After three months of intensive care, he was flown back home to Texas, seeing his girls for the first time since he deployed height months earlier. The once 6-foot 4-inch, 225 pound soldier now weighed barely 100 pounds.

His daughters, Abby, Audrey, and Anna remember it well.

"I was really glad to see him," Abby said. "I hadn't seen him in such a long time."

For Audrey, "It was hard seeing him so skinny, knowing he had gone through so much."

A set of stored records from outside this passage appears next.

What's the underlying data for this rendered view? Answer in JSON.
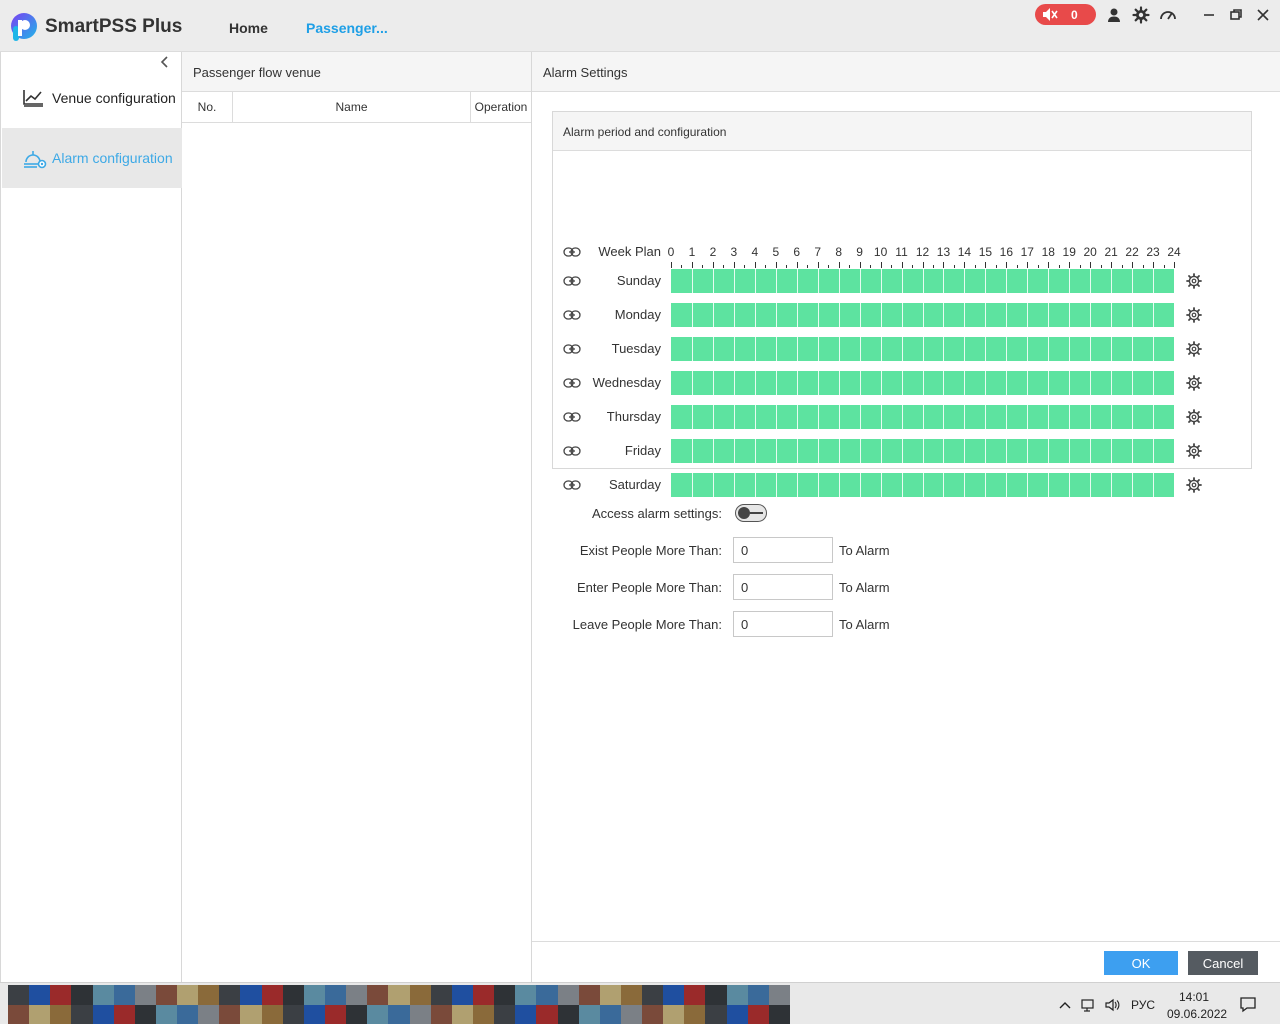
{
  "app": {
    "title": "SmartPSS Plus",
    "nav": [
      "Home",
      "Passenger..."
    ],
    "alarm_count": "0",
    "colors": {
      "accent": "#1e9fe6",
      "alarm_badge": "#e84a4a",
      "schedule_bar": "#5de3a0",
      "ok_button": "#3d9ff0",
      "cancel_button": "#555b61"
    }
  },
  "sidebar": {
    "items": [
      {
        "label": "Venue configuration",
        "icon": "venue-chart-icon",
        "active": false
      },
      {
        "label": "Alarm configuration",
        "icon": "alarm-config-icon",
        "active": true
      }
    ]
  },
  "venue_panel": {
    "title": "Passenger flow venue",
    "columns": [
      "No.",
      "Name",
      "Operation"
    ],
    "rows": []
  },
  "alarm_panel": {
    "title": "Alarm Settings",
    "schedule": {
      "title": "Alarm period and configuration",
      "week_plan_label": "Week Plan",
      "hours": [
        "0",
        "1",
        "2",
        "3",
        "4",
        "5",
        "6",
        "7",
        "8",
        "9",
        "10",
        "11",
        "12",
        "13",
        "14",
        "15",
        "16",
        "17",
        "18",
        "19",
        "20",
        "21",
        "22",
        "23",
        "24"
      ],
      "days": [
        {
          "name": "Sunday",
          "armed_fraction": 1.0
        },
        {
          "name": "Monday",
          "armed_fraction": 1.0
        },
        {
          "name": "Tuesday",
          "armed_fraction": 1.0
        },
        {
          "name": "Wednesday",
          "armed_fraction": 1.0
        },
        {
          "name": "Thursday",
          "armed_fraction": 1.0
        },
        {
          "name": "Friday",
          "armed_fraction": 1.0
        },
        {
          "name": "Saturday",
          "armed_fraction": 1.0
        }
      ]
    },
    "form": {
      "access_alarm_label": "Access alarm settings:",
      "access_alarm_enabled": false,
      "fields": [
        {
          "label": "Exist People More Than:",
          "value": "0",
          "suffix": "To Alarm"
        },
        {
          "label": "Enter People More Than:",
          "value": "0",
          "suffix": "To Alarm"
        },
        {
          "label": "Leave People More Than:",
          "value": "0",
          "suffix": "To Alarm"
        }
      ]
    },
    "buttons": {
      "ok": "OK",
      "cancel": "Cancel"
    }
  },
  "taskbar": {
    "language": "РУС",
    "time": "14:01",
    "date": "09.06.2022"
  }
}
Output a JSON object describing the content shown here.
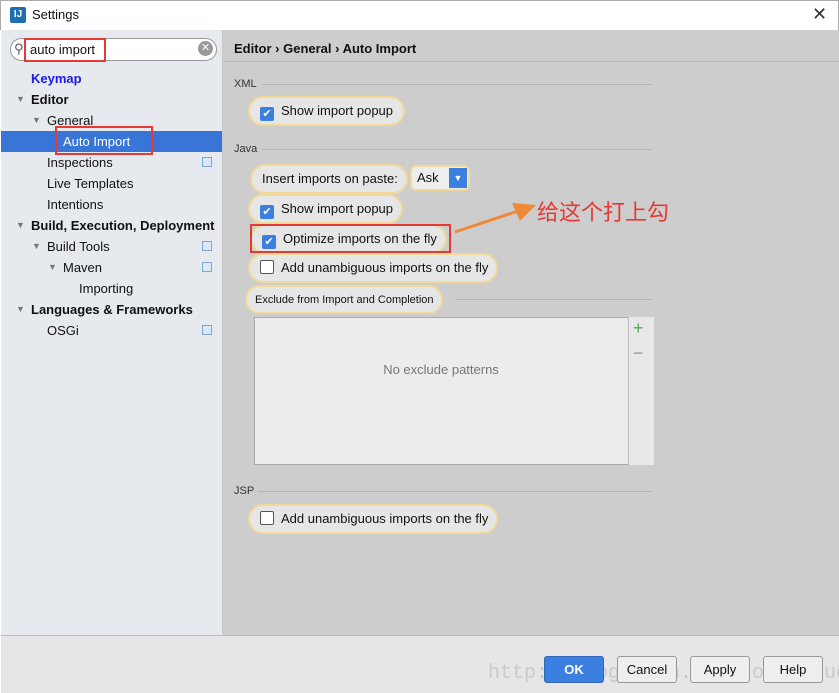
{
  "window": {
    "title": "Settings",
    "close": "✕"
  },
  "search": {
    "value": "auto import"
  },
  "sidebar": {
    "items": [
      {
        "label": "Keymap"
      },
      {
        "label": "Editor"
      },
      {
        "label": "General"
      },
      {
        "label": "Auto Import"
      },
      {
        "label": "Inspections"
      },
      {
        "label": "Live Templates"
      },
      {
        "label": "Intentions"
      },
      {
        "label": "Build, Execution, Deployment"
      },
      {
        "label": "Build Tools"
      },
      {
        "label": "Maven"
      },
      {
        "label": "Importing"
      },
      {
        "label": "Languages & Frameworks"
      },
      {
        "label": "OSGi"
      }
    ]
  },
  "breadcrumb": "Editor › General › Auto Import",
  "xml": {
    "label": "XML",
    "show_popup": {
      "label": "Show import popup",
      "checked": true
    }
  },
  "java": {
    "label": "Java",
    "insert_label": "Insert imports on paste:",
    "insert_value": "Ask",
    "show_popup": {
      "label": "Show import popup",
      "checked": true
    },
    "optimize": {
      "label": "Optimize imports on the fly",
      "checked": true
    },
    "unambiguous": {
      "label": "Add unambiguous imports on the fly",
      "checked": false
    }
  },
  "exclude": {
    "label": "Exclude from Import and Completion",
    "empty": "No exclude patterns",
    "add": "+",
    "remove": "−"
  },
  "jsp": {
    "label": "JSP",
    "unambiguous": {
      "label": "Add unambiguous imports on the fly",
      "checked": false
    }
  },
  "annotation": "给这个打上勾",
  "buttons": {
    "ok": "OK",
    "cancel": "Cancel",
    "apply": "Apply",
    "help": "Help"
  },
  "watermark": "http://blog.csdn.net/totutuzuoquan",
  "colors": {
    "accent": "#3875d7",
    "highlight": "#e53935",
    "arrow": "#f0883a"
  }
}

Now, months later, Karcher is on his way to recovery. One thing that irks him: his two oldest daughters are now taller than he is. But as his balance improves, he'll be given longer prosthetic legs.

But this 43-year-old soldier with a profound sense of duty hopes for something else as well.

"Whatever the Army decides I can do best, I will do it," Karcher said. "The moment they give me a job that I look at as charity, I'll walk away from it. As long as I'm still making a contribution, serving soldiers, I'll stick with it until I die."

For now, he looks forward to seeing the soldiers he commanded return from Iraq. Lt. Colonel Tim Karcher is determined to stand and greet them when they arrive.